Ghost Face by Greg Santos
(Montreal, QC: DC Books, 2020, $15.45 CDN, 84 pages.)
Review by Eleni Zisimatos
Greg Santos is a poet of intense sensibility, who writes between the spaces of the concrete and the unseen. His book, Ghost Face, indeed embarks on the journeys of ghosts: the feelings or awareness that something is “there” but that it cannot be interpreted.
A first notion of this is connected with identity. Santos strains to find a self in Santos’ history, but encounters uncertainty, a lack of what may be seen as a true origin. With multiple family strands, the “ghosts of identity” are absorbed in the author’s sense of being-in-the-world. But this can also be said of nearly everyone: what is our true origin, can we follow the line back to our umbilical cord (refer- enced by Santos) in the womb? Who are we, really?
A second thread of ghostliness in Ghost Face pursues the memories of his father. There is a great sense of loss and sadness throughout the book.

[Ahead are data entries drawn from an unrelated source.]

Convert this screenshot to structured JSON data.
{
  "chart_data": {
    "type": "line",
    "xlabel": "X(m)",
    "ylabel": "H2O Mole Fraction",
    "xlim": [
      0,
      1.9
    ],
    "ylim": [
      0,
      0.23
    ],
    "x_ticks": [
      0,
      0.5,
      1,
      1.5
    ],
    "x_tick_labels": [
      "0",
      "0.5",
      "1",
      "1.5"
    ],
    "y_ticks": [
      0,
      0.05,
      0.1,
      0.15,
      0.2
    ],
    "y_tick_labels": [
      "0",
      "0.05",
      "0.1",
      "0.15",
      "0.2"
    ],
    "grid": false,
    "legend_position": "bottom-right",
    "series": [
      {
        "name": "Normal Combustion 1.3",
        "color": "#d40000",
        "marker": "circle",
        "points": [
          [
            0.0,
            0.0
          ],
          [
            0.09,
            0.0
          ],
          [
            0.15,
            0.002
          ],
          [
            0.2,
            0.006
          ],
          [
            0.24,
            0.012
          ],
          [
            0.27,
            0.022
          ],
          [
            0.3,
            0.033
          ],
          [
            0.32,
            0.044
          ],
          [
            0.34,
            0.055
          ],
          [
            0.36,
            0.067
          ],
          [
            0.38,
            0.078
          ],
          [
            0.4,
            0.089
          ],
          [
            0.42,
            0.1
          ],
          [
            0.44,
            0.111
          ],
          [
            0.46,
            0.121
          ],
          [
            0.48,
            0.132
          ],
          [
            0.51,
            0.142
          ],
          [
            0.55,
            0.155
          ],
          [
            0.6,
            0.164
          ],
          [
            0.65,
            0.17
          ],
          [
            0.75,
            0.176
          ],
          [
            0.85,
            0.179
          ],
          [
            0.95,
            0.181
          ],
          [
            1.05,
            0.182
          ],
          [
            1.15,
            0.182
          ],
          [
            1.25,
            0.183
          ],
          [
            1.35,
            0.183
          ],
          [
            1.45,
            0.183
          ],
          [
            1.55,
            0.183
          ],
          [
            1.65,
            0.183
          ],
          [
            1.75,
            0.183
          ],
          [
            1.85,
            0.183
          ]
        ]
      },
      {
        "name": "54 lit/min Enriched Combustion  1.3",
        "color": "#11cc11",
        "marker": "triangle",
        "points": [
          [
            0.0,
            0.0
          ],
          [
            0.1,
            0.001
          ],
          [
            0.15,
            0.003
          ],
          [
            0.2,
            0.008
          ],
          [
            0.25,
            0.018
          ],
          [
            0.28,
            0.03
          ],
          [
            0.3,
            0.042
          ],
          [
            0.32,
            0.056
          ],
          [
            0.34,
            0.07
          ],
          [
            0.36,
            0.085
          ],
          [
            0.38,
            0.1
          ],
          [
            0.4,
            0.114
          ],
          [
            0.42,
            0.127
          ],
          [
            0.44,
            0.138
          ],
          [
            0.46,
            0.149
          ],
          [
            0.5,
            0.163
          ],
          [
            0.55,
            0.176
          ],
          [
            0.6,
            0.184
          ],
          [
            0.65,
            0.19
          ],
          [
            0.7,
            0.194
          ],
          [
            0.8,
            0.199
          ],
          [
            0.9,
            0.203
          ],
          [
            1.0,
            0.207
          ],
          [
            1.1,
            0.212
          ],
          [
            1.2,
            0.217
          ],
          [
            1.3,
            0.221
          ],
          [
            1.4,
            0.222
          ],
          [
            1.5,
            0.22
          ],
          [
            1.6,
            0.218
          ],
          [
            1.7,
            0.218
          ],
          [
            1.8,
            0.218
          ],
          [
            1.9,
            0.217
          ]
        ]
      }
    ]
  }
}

It is best described, as Santos has said, by the Portuguese term, “Saudade,” meaning “the presence of absence.”
This intense longing to know that which is absent—a loved one or one’s own self—while mirrors laugh at our futile attempts to grasp it—is a marvel in Santos’s poetry. And it is with great skill that Santos is able to depict and summarize what can be said about the human condition: “I’ve come to glean fragments, which I’m only now piecing together.”
Greg Santos is a poet, editor, and educator. He is the author of Blackbirds, Rabbit Punch!, and The Emperor’s Sofa. He is the Editor-in- Chief of carte blanche magazine. He lives in Tiohtià:ke/Montréal with family. His newest full-length collection, Ghost Face, is forthcoming with DC Books.
Eleni (Helen) Zisimatos is Co-Editor-in-Chief of Vallum. She has recently published a book of poetry, Nearly Terminal. She lives in Montreal (Tiohtià:ke), QC.